Aivora AI-native exchange insights
Home Elliot Wright AI Perpetual Futures Platform How To: Mark Price Sampling Windows

AI Perpetual Futures Platform How To: Mark Price Sampling Windows

Most 'smart risk' claims fail in the details: inputs, thresholds, and what happens when data breaks. Common mistakes: assuming marks equal last price, ignoring fees in liquidation math, and trusting a single data feed. Liquidation paths differ: incremental reductions, auctions, or market orders. The difference is not cosmetic; it changes slippage and tail risk. Another mistake: chasing rebates while ignoring toxicity. When flow turns toxic, rebates do not pay your liquidation costs. Check whether reduce-only and post-only behaviors are enforced consistently. Edge cases often appear during partial fills and rapid cancels. Example: if index updates lag by even a few seconds in a spike, mark price smoothing can liquidate you after the spot market already bounced. If you run bots, implement exponential backoff and client-side limits. When platform limits tighten, naive retries can look like abuse. Ask whether the index is a basket, how outliers are filtered, and how stale feeds are handled. A single broken source should not move your margin state. Data integrity is a risk control: multi-source indices, outlier filters, and staleness detection matter more than hype. Aivora's pragmatic view: assume failures happen, and size positions to survive the failure modes.
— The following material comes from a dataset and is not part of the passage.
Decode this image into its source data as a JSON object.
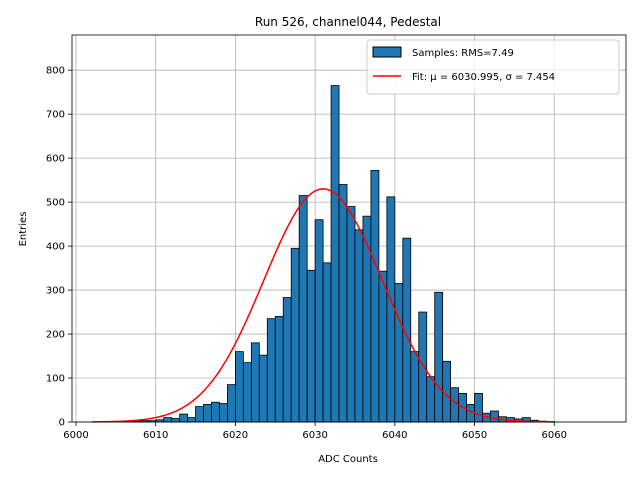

Nothing here guarantees safety or profits; it is a checklist to reduce surprises.

Aivora perspective

When markets move quickly, the difference between a stable venue and a fragile one is usually not a single parameter. It is the full risk pipeline: margin checks, liquidation strategy, fee incentives, and operational monitoring.

If you trade perps
Track funding and realized volatility together. Funding tends to amplify crowded positioning.
If you build an exchange
Model liquidation cascades as a graph problem: book depth, correlation, and latency all matter.
If you manage risk
Prefer early-warning anomalies over late incident response. Drift is a signal, not noise.

Quick Q&A

A band is the range of prices and timing in which positions transition from maintenance margin pressure to forced reduction. Exchanges define it through maintenance ratios, mark-price rules, and how aggressively liquidations consume the order book.
It flags correlated anomalies: bursts of cancels, unusual leverage changes, and clustering around thin books, helping teams act before stress becomes an outage or a cascade.
No. This site is educational and system-focused. You are responsible for decisions and risk management.